Tall and thin with an enormous white puffy beard and hair to match, Church looks like he’d be as comfortable at Hogwarts as he’s been at Harvard Medical School , where he is a professor of genetics, over the past three decades. His projects can seem just as wizardly. Church has explored everything from reversing aging to resurrecting the woolly mammoth, and he helped launch the revolutionary Human Genome Project (HGP), which sequenced human DNA in its entirety.
But it’s another goal – one Church has never stopped working on – that could carry the greatest potential to alter life on our planet. Ever since his work on HGP, he’s been trying southern Kansas singles to sequence the rest of us. And he wants to use that information to shape how we pick our mates.
From Parent to Child
The blueprint of any life-form can be found in that organism’s DNA. These strands are condensed into packages called chromosomes; humans have 23 pairs. At the moment of conception, an embryo gets one copy of each – including tens of thousands of genes – from each parent.
In general, genes for a particular trait are either dominant or recessive. Dominant genes overpower recessive ones.

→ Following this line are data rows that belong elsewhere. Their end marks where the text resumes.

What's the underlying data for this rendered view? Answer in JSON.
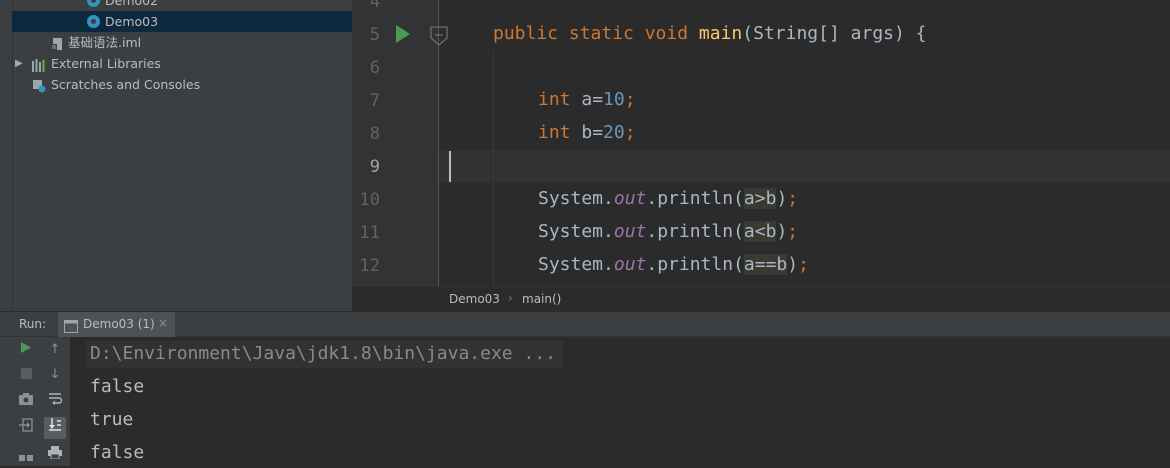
{
  "tree": {
    "items": [
      {
        "label": "Demo02"
      },
      {
        "label": "Demo03"
      },
      {
        "label": "基础语法.iml"
      },
      {
        "label": "External Libraries"
      },
      {
        "label": "Scratches and Consoles"
      }
    ]
  },
  "editor": {
    "line_numbers": [
      "4",
      "5",
      "6",
      "7",
      "8",
      "9",
      "10",
      "11",
      "12"
    ],
    "code": {
      "l5": {
        "mods": "public static void",
        "name": "main",
        "params": "(String[] args) {"
      },
      "l7": {
        "type": "int",
        "text": " a=",
        "num": "10",
        "end": ";"
      },
      "l8": {
        "type": "int",
        "text": " b=",
        "num": "20",
        "end": ";"
      },
      "l10": {
        "obj": "System.",
        "field": "out",
        "call": ".println(",
        "arg": "a>b",
        "close": ")",
        "end": ";"
      },
      "l11": {
        "obj": "System.",
        "field": "out",
        "call": ".println(",
        "arg": "a<b",
        "close": ")",
        "end": ";"
      },
      "l12": {
        "obj": "System.",
        "field": "out",
        "call": ".println(",
        "arg": "a==b",
        "close": ")",
        "end": ";"
      }
    }
  },
  "breadcrumb": {
    "file": "Demo03",
    "sep": "›",
    "method": "main()"
  },
  "run": {
    "label": "Run:",
    "tab": "Demo03 (1)",
    "console": [
      "D:\\Environment\\Java\\jdk1.8\\bin\\java.exe ...",
      "false",
      "true",
      "false"
    ]
  },
  "colors": {
    "keyword": "#cc7832",
    "function": "#ffc66d",
    "number": "#6897bb",
    "field": "#9876aa",
    "run_green": "#499c54"
  }
}
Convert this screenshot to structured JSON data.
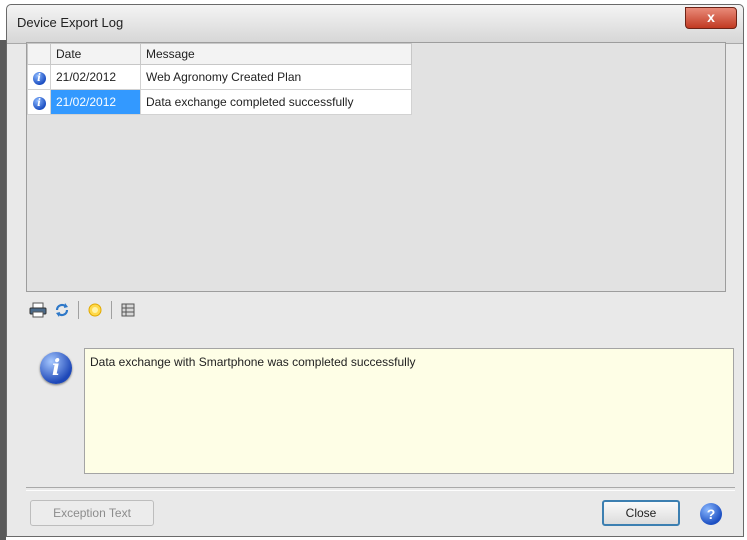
{
  "window": {
    "title": "Device Export Log",
    "close_glyph": "x"
  },
  "grid": {
    "columns": [
      "",
      "Date",
      "Message"
    ],
    "rows": [
      {
        "icon": "info-icon",
        "date": "21/02/2012",
        "message": "Web Agronomy Created Plan",
        "selected": false
      },
      {
        "icon": "info-icon",
        "date": "21/02/2012",
        "message": "Data exchange completed successfully",
        "selected": true
      }
    ]
  },
  "toolbar": {
    "icons": [
      "printer-icon",
      "refresh-icon",
      "sun-icon",
      "grid-icon"
    ]
  },
  "detail": {
    "icon": "info-large-icon",
    "text": "Data exchange with Smartphone was completed successfully"
  },
  "buttons": {
    "exception_label": "Exception Text",
    "close_label": "Close",
    "help_icon": "help-icon"
  },
  "colors": {
    "selection": "#3399ff",
    "detail_background": "#fefee6",
    "close_button_border": "#3c7fb1"
  }
}
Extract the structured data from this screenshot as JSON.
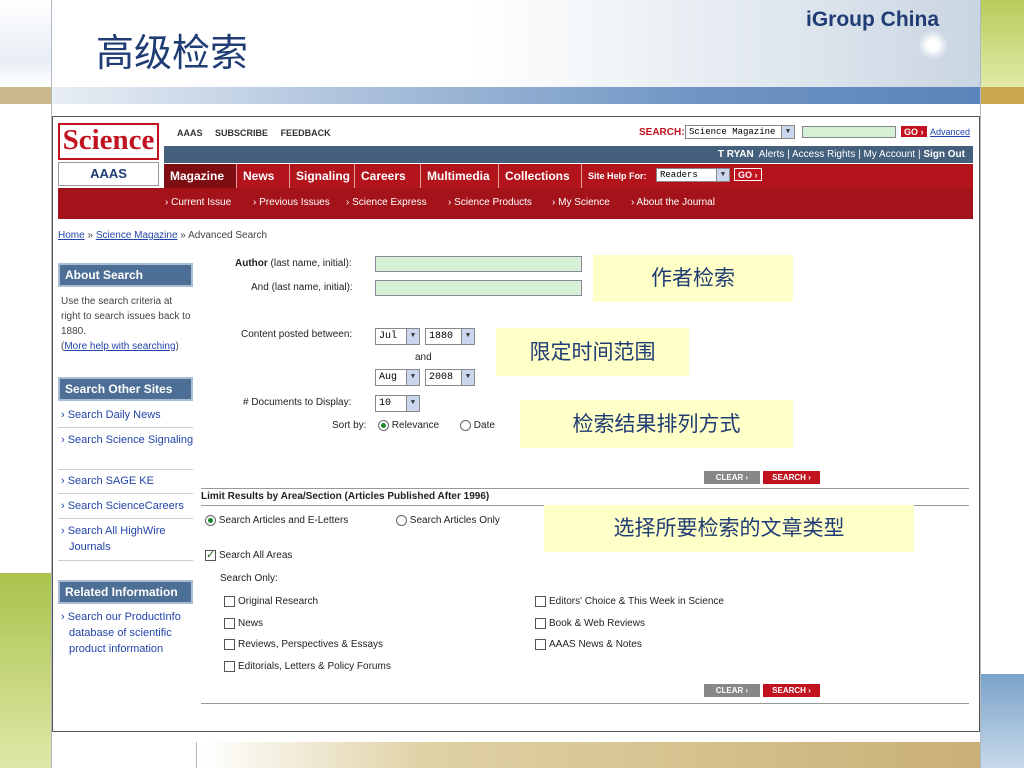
{
  "slide": {
    "title": "高级检索",
    "brand": "iGroup China"
  },
  "site": {
    "logo": "Science",
    "aaas_logo": "AAAS",
    "top_links": [
      "AAAS",
      "SUBSCRIBE",
      "FEEDBACK"
    ],
    "search_label": "SEARCH:",
    "search_scope": "Science Magazine",
    "go_label": "GO ›",
    "advanced_link": "Advanced",
    "user_bar": {
      "name": "T RYAN",
      "links": "Alerts | Access Rights | My Account |",
      "sign_out": "Sign Out"
    },
    "nav": [
      "Magazine",
      "News",
      "Signaling",
      "Careers",
      "Multimedia",
      "Collections"
    ],
    "site_help_label": "Site Help For:",
    "site_help_value": "Readers",
    "subnav": [
      "› Current Issue",
      "› Previous Issues",
      "› Science Express",
      "› Science Products",
      "› My Science",
      "› About the Journal"
    ]
  },
  "breadcrumb": {
    "home": "Home",
    "sep1": " » ",
    "magazine": "Science Magazine",
    "sep2": " » ",
    "current": "Advanced Search"
  },
  "sidebar": {
    "about_title": "About Search",
    "about_text": "Use the search criteria at right to search issues back to 1880.",
    "help_link": "More help with searching",
    "other_title": "Search Other Sites",
    "other_links": [
      "› Search Daily News",
      "› Search Science Signaling",
      "› Search SAGE KE",
      "› Search ScienceCareers",
      "› Search All HighWire Journals"
    ],
    "related_title": "Related Information",
    "related_link": "› Search our ProductInfo database of scientific product information"
  },
  "form": {
    "author_label": "Author",
    "author_hint": " (last name, initial):",
    "and_label": "And (last name, initial):",
    "posted_label": "Content posted between:",
    "from_month": "Jul",
    "from_year": "1880",
    "and_text": "and",
    "to_month": "Aug",
    "to_year": "2008",
    "docs_label": "# Documents to Display:",
    "docs_value": "10",
    "sortby_label": "Sort by:",
    "sort_relevance": "Relevance",
    "sort_date": "Date",
    "clear_label": "CLEAR ›",
    "search_label": "SEARCH ›",
    "limit_title": "Limit Results by Area/Section (Articles Published After 1996)",
    "scope_all": "Search Articles and E-Letters",
    "scope_articles": "Search Articles Only",
    "search_all_areas": "Search All Areas",
    "search_only": "Search Only:",
    "sections_left": [
      "Original Research",
      "News",
      "Reviews, Perspectives & Essays",
      "Editorials, Letters & Policy Forums"
    ],
    "sections_right": [
      "Editors' Choice & This Week in Science",
      "Book & Web Reviews",
      "AAAS News & Notes"
    ]
  },
  "annotations": {
    "author": "作者检索",
    "time": "限定时间范围",
    "sort": "检索结果排列方式",
    "type": "选择所要检索的文章类型"
  },
  "colors": {
    "science_red": "#c1121f",
    "nav_red": "#b3141c",
    "title_blue": "#1f3c74",
    "sidebar_blue": "#4d6f95"
  }
}
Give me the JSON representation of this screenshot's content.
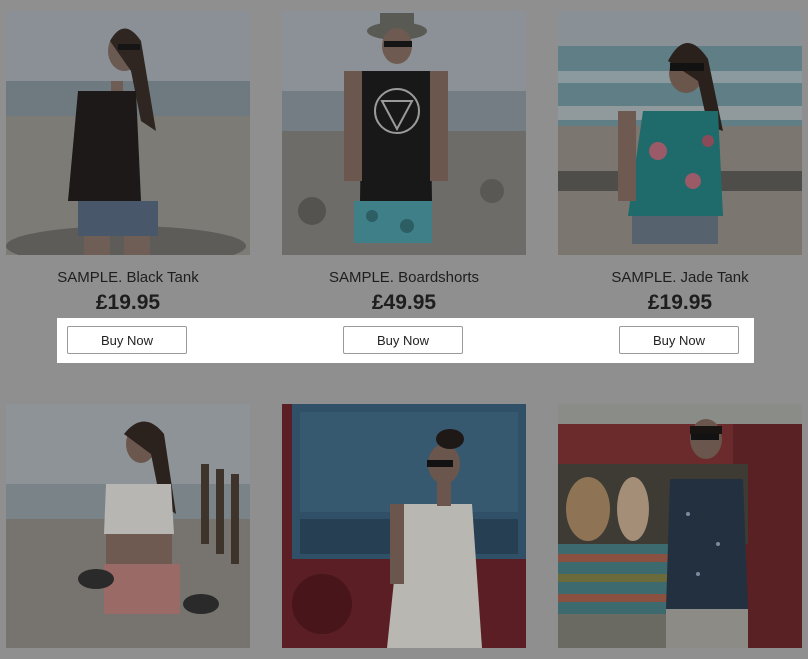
{
  "products": [
    {
      "title": "SAMPLE. Black Tank",
      "price": "£19.95",
      "button": "Buy Now"
    },
    {
      "title": "SAMPLE. Boardshorts",
      "price": "£49.95",
      "button": "Buy Now"
    },
    {
      "title": "SAMPLE. Jade Tank",
      "price": "£19.95",
      "button": "Buy Now"
    },
    {
      "title": "",
      "price": "",
      "button": ""
    },
    {
      "title": "",
      "price": "",
      "button": ""
    },
    {
      "title": "",
      "price": "",
      "button": ""
    }
  ],
  "colors": {
    "overlay": "#8f8f8f",
    "highlight": "#ffffff",
    "text": "#1e1e1e"
  }
}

So, a child dealt both a dominant and a recessive gene ends up with the trait encoded by the dominant gene.
Most of us carry recessive genes for various diseases inside our DNA. We can go through life unharmed because we also have a healthy, dominant copy of the gene. But when two parents who each carry a defective copy of a gene have a child, there’s a risk that their offspring could end up with two defective copies of the gene. Worldwide, roughly 5 percent of children are born with serious birth defects caused by a single gene
However, if each of us had our genome sequenced – and used it to choose lovers – we could change that. Church estimates such an effort would effectively end some 7,000 genetic diseases, from sickle cell anemia to cystic fibrosis. Stretched to its fullest potential, he says, it could save 50 million lives a year. That’s Church’s goal.
Update: In , Church announced a dating app called Digid8 meant to do just that. Speaking to the MIT Technology Review , he claims it would run in the background of other dating apps, preventing those with identical recessive genes from meeting and having children.
He likens genome sequencing to the internet back in the early 1990s. Sure, it existed, but people didn’t know what to do with it. Its world-changing potential sat for years, waiting to be unlocked.
Several things have held back Church’s dream. Until recently, the price of full genome sequencing was too high, and not enough people were willing to get sequenced – either because they didn’t see the value or had privacy concerns. Church and others have largely solved the first problem. Now, he’s convinced he’s found a solution to the other.
The Alta Summit
For five days in mered Alta Ski Area in the Wasatch Mountains outside Salt Lake City. Between powder runs, the world’s top geneticists hunkered down in the lodge and brainstormed. The U.S. government had invited them there to help detect genetic mutations among atomic blast survivors and their children. Their consensus: The technology wasn’t there yet, but it could be. As the snowed-in scientists advanced their talks, they inadvertently launched one of the largest, most expensive research endeavors in history: the HGP.